Surnommé affectueusement l'Arche, Tutu était immédiatement reconnaissable, avec ses robes de clercs violettes, son attitude joyeuse et son sourire quasi permanent.
Il n'avait pas peur de montrer ses émotions en public, notamment en riant et en dansant lors de la cérémonie d'ouverture de la Coupe du monde de football en Afrique du Sud en 2010.
Malgré sa popularité, il n'était pas un homme aimé de tous. Il était très critique à l'égard du gouvernement du Congrès national africain (ANC) dans l'ère post-apartheid, lorsqu'il estimait que celui-ci donnait une mauvaise image de l'Afrique du Sud - allant même jusqu'à avertir en 2011 qu'il prierait pour sa chute en raison de l'annulation d'une visite du Dalaï Lama.

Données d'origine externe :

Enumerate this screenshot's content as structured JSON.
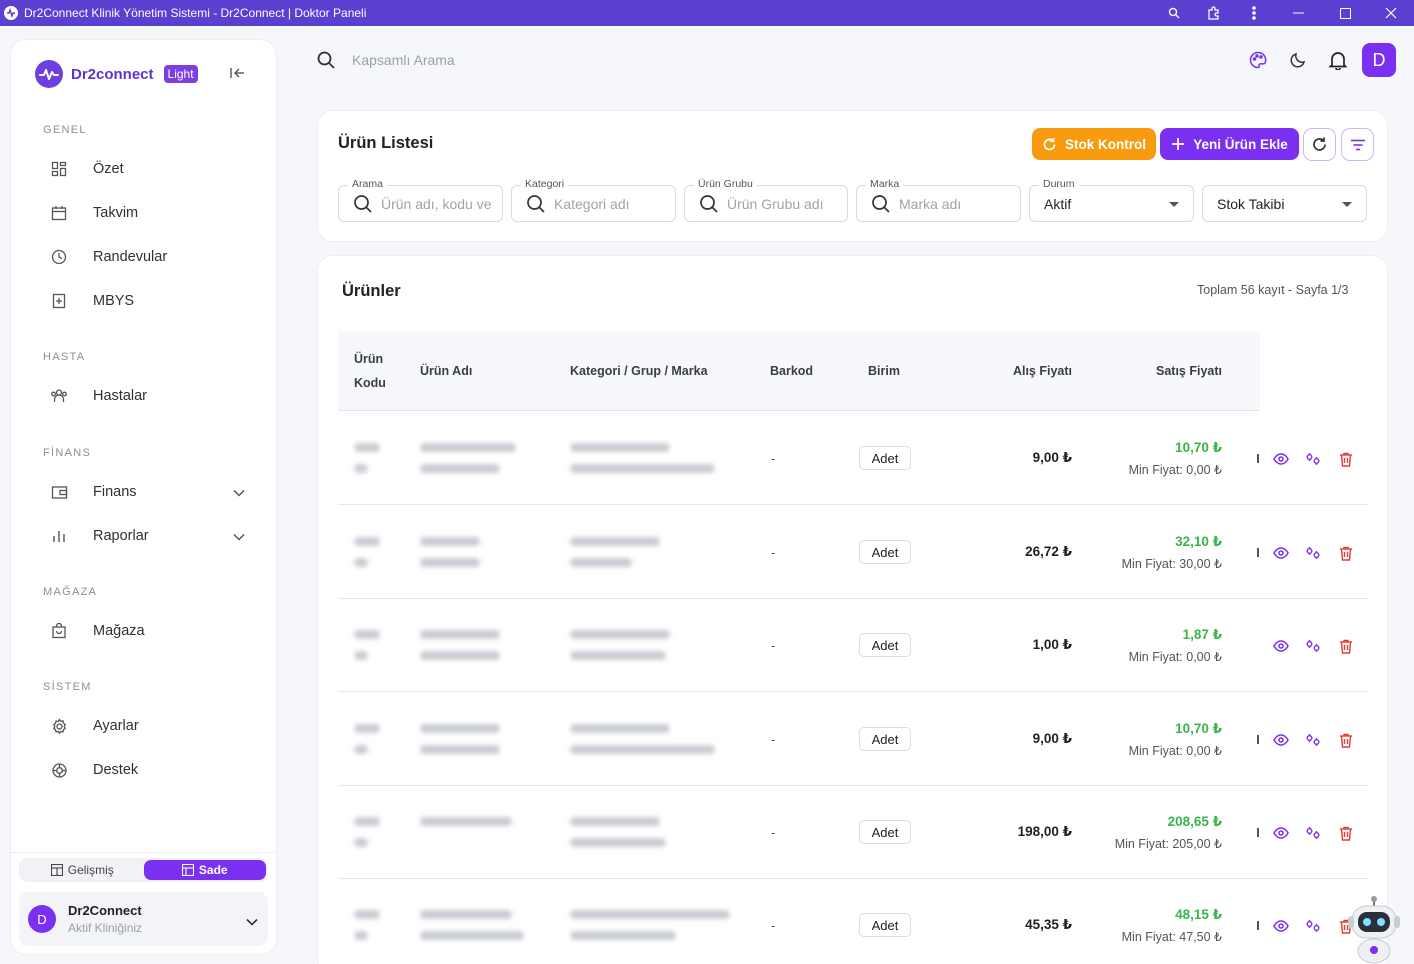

En réponse, le commissaire de la police nationale, le général Bheki Cele, dit à Tutu de "rentrer chez lui et de se taire".
"Il n'est pas un vice-Jésus-Christ", dit-il.
Ordonné prêtre en 1960, Tutu a ensuite été évêque du Lesotho de 1976 à 1978, évêque adjoint de Johannesburg et recteur d'une paroisse à Soweto. Il est devenu évêque de Johannesburg en 1985 et a été nommé le premier archevêque noir du Cap l'année suivante. Il a profité de son rôle très médiatisé pour dénoncer l'oppression des Noirs dans son pays d'origine, tout en affirmant que ses motivations étaient religieuses et non politiques.
Après que Mandela est devenu le premier président noir d'Afrique du Sud en 1994, Tutu a été nommé par ce dernier à la Commission Vérité et Réconciliation mise en place pour enquêter sur les crimes commis par les Blancs et les Noirs pendant l'apartheid.
C'est également à lui que l'on doit l'expression "nation arc-en-ciel" pour décrire le mélange ethnique de l'Afrique du Sud post-apartheid, mais dans ses dernières années, il regrette que la nation ne se soit pas unie comme il l'avait rêvé.